3. スピーキングザコ人間が人生初のTAを英語でやれるのか

 学期中のもうひとつの大きな問題としてこれがあった(大学からのファンディング(Stipend支給)の条件として1年目からTAをやれ、という形だったため)。この関係で、大学が行う英語のスピーキングテスト(通称 "SPEAK test")に秋学期開始前に合格する必要があった。

 この準備のため、日本で出国準備や米国でMath campの受講をしつつ、隙間の時間にスピーキングの練習をしていた。学部事務や先輩方の話を聞くに「典型的な日本人のスピーキング能力では一発で受かる可能性は高くない」ということだったので、スピーキングザコを自覚している自分としては受かるかどうか超不安だった(受からなくても何とかなるが、最悪の場合1年目のファンディングが保証されないなど色々と制約が付く)。

 結果として8/20に行われたテストで一発合格できたが、個人的な感覚としてこれはほぼ運(この日はスピーキングの調子があり得んほど良かった)。なお結局スピーキングに不安があることは確かだったので、最初の秋学期にはInternational TA trainingという授業を取っていたが、これはとても良い授業だった。


 晴れてTAをやってもよいというお墨付きを受け、担当することになった科目はEcon 101(初級ミクロ)。TA業務の負担としては、毎週金曜日にあるTA session(各50分×3コマ)の開催及びその準備、宿題や小テストの採点、試験問題の作成、オフィスアワーなどなど。タイミングによってはTA業務にかなりの時間を取られ、時間的・精神的にキツいものがあった。

 これに加えて、TAセッションの大部分において自分が学部生を相手に英語を話さなければならない、ということ自体が苦痛だった。特に最初期は不安のあまり、TAセッションで何を喋るかの大まかなスクリプトを書いて前日に鏡を前に話す練習をする、などといった行動に走ってアホほど時間を使ってしまっていた。経験するうちに慣れてきて準備の時間は短縮され、スピーキング能力も向上してきたとは思うが、それでも「TAセッション、やりたくねぇな…」という気持ちは最後までずっとあり、毎週木曜の午後くらいからは常に憂鬱だった。

 他方で、経済理論を英語で説明する訓練ができたとか、ネイティブの学部生とコミュニケーションを取る機会が持てたとか、恩恵もそれなりにあったのは間違いない。今後英語を話さなければならない機会は復職した後もたくさんあるだろうから、人生レベルの財産になったと思う。
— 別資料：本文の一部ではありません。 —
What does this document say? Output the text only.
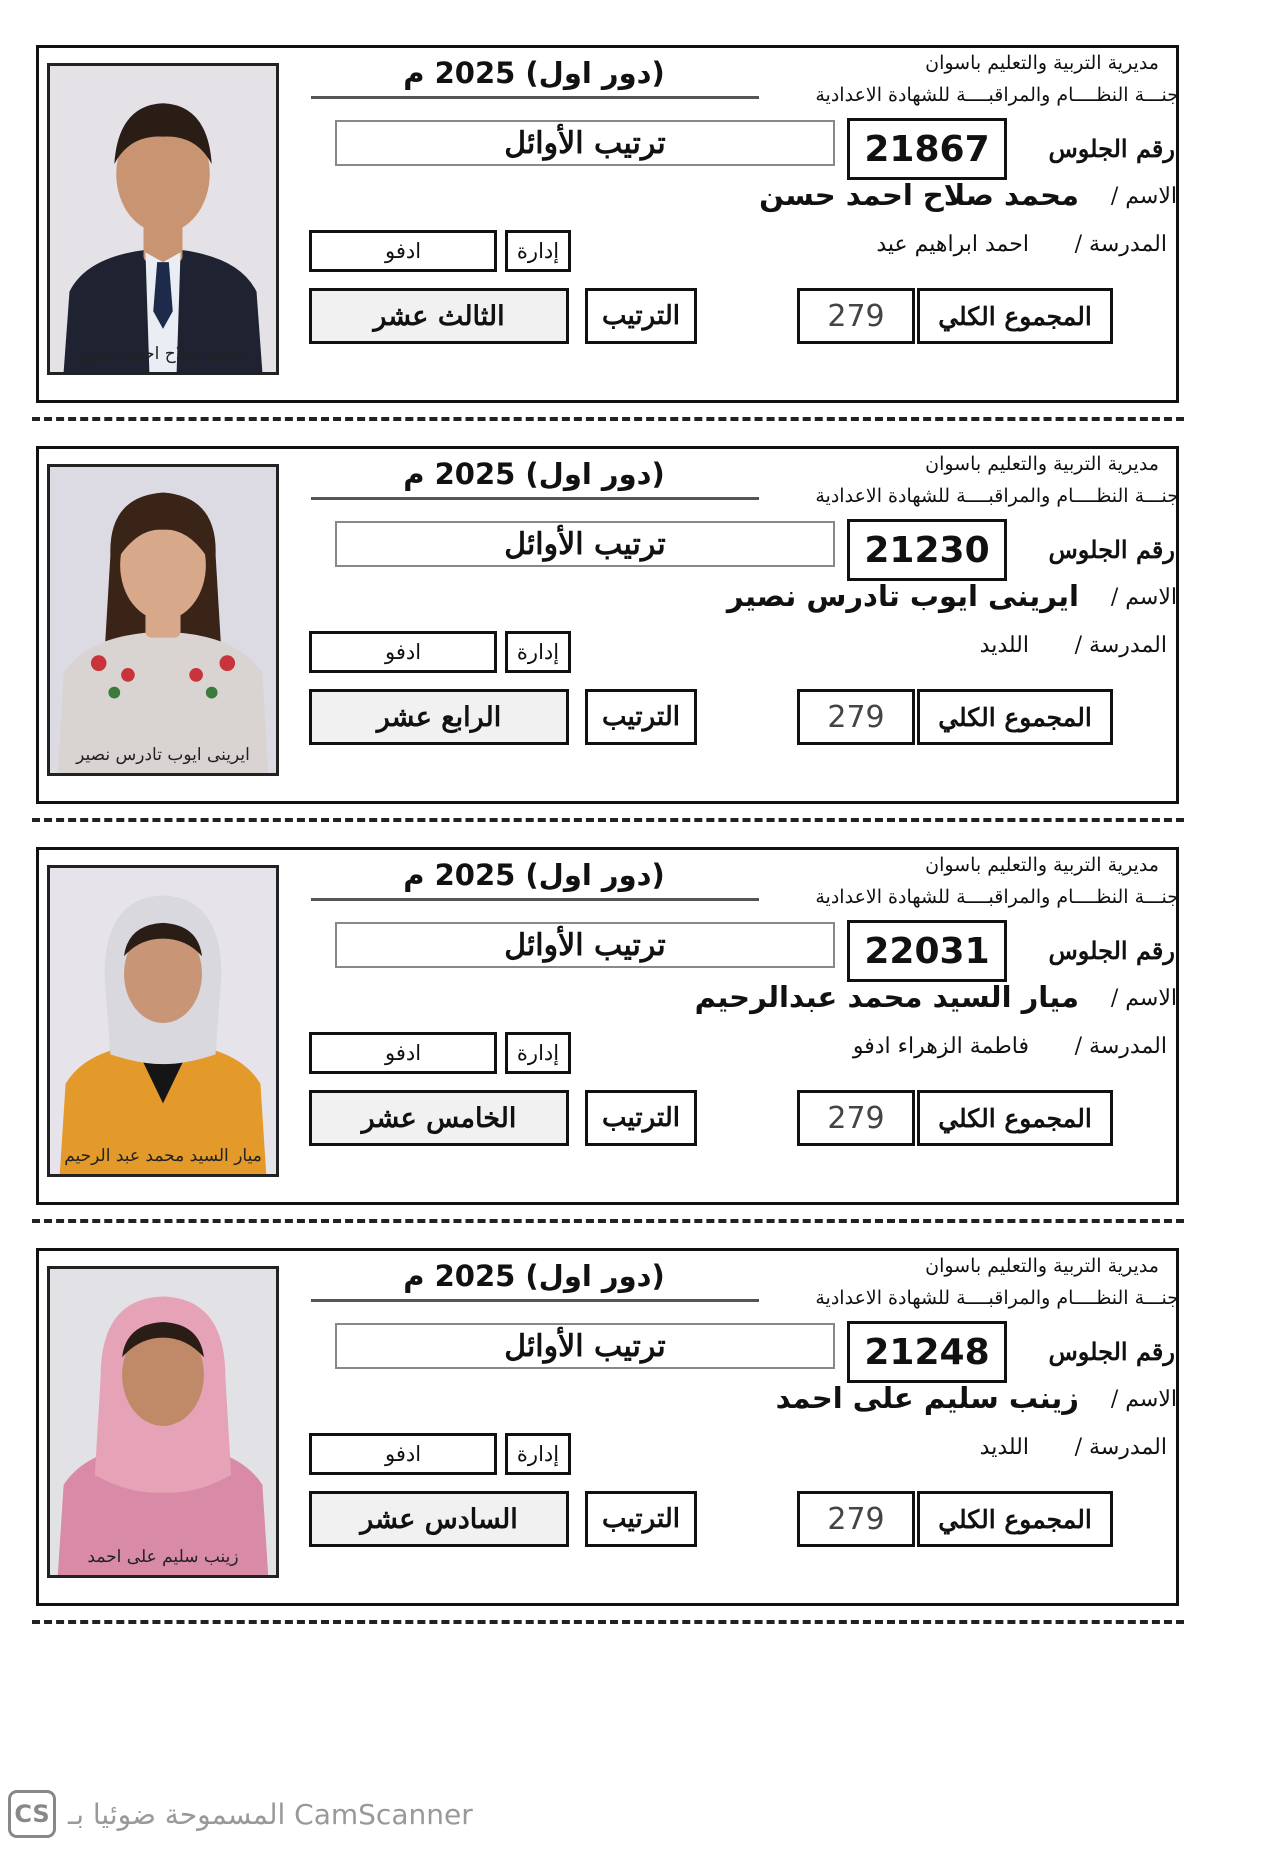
محمد صلاح احمد حسن
مديرية التربية والتعليم باسوان
جنـــة النظــــام والمراقبــــة للشهادة الاعدادية
(دور اول) 2025 م
ترتيب الأوائل	21867	رقم الجلوس
الاسم /
محمد صلاح احمد حسن
المدرسة /
احمد ابراهيم عيد
إدارة
ادفو
الثالث عشر	الترتيب	279	المجموع الكلي
ايرينى ايوب تادرس نصير
مديرية التربية والتعليم باسوان
جنـــة النظــــام والمراقبــــة للشهادة الاعدادية
(دور اول) 2025 م
ترتيب الأوائل	21230	رقم الجلوس
الاسم /
ايرينى ايوب تادرس نصير
المدرسة /
اللديد
إدارة
ادفو
الرابع عشر	الترتيب	279	المجموع الكلي
ميار السيد محمد عبد الرحيم
مديرية التربية والتعليم باسوان
جنـــة النظــــام والمراقبــــة للشهادة الاعدادية
(دور اول) 2025 م
ترتيب الأوائل	22031	رقم الجلوس
الاسم /
ميار السيد محمد عبدالرحيم
المدرسة /
فاطمة الزهراء ادفو
إدارة
ادفو
الخامس عشر	الترتيب	279	المجموع الكلي
زينب سليم على احمد
مديرية التربية والتعليم باسوان
جنـــة النظــــام والمراقبــــة للشهادة الاعدادية
(دور اول) 2025 م
ترتيب الأوائل	21248	رقم الجلوس
الاسم /
زينب سليم على احمد
المدرسة /
اللديد
إدارة
ادفو
السادس عشر	الترتيب	279	المجموع الكلي
CS CamScanner المسموحة ضوئيا بـ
4. 30過ぎて受けるクソデカ試験、プレリム(Preliminary exam)

 そんなこんなで何とかコースワークとTA業務を終えた後に待ち受けているのがこの試験。UW-Madisonの場合は①ミクロ・マクロの2科目(計量は試験自体がない)、②コースワークの成績にかかわらず全員必ず受けなければならず、③試験は6月上旬(=春学期終了から約1ヶ月の準備期間アリ)。

 個人的には、マクロはどうせ今後ほとんど使う機会がないのに何でまた勉強せなあかんのか、という思いが強かった(せめてミクロ・マクロ・エコノメから2科目選択制にするとかではダメなのかと)。あと、30歳を超えてんのにまだクソデカ試験を受けないかんのか、という感情もあった。なお後者について、歳の近い同期は国籍にかかわらず類似の感覚を持っているようだった。


 バカバカしいとは思いつつ、学期中の期末試験とは違って落ちたら冗談では済まされないことも確かだった。こんなに緊張感のある試験を受けるのは大学受験以来だったので、準備期間中はほぼ毎日朝から晩までオフィスに籠って勉強した。例えるならば大学受験前、又は直近の経験でいえば仕事がアホほど忙しかった2023年6月みたいな状況に近かった。自分は家ではほとんど集中できない人間なので、オフィスで一緒に勉強しようと誘ってくれた同期には本当に感謝している。

 この準備の甲斐もあり、試験本番は割と平常心で臨むことができた。試験後、ミクロは絶対受かったという手応えがあったが、マクロは「何じゃこりゃ」みたいな問題が多くて上手く解けた気がしなかったので、結果通知までは正直気が気ではなかった。結果的に両方一発で通過することができ、「Pass」の文字が入った結果通知のメールを家で見たときは思わず声が出た。特にマクロはクラスの2割が落としたようなので、本当に運が良かったとしか言いようがない。

おわりに

 勝率を上げる努力は怠らずにやってきたという自負はあるが、それでも人生における勝負事の大多数は確率1で成功するという状態に持っていくことは不可能だと思っているので、負けてはいけない(=負けたときのマイナスがエグい)運ゲーに全て勝つことができたのは本当に幸運。感謝。

 ほかにも、

  • Math Campやコースワークの中身について

  • 英語と英語圏のコミュニケーションへの適応について

  • 修士と博士の待遇や忙しさの差について

とかは記録したいな〜と何となく思っている。それではまた。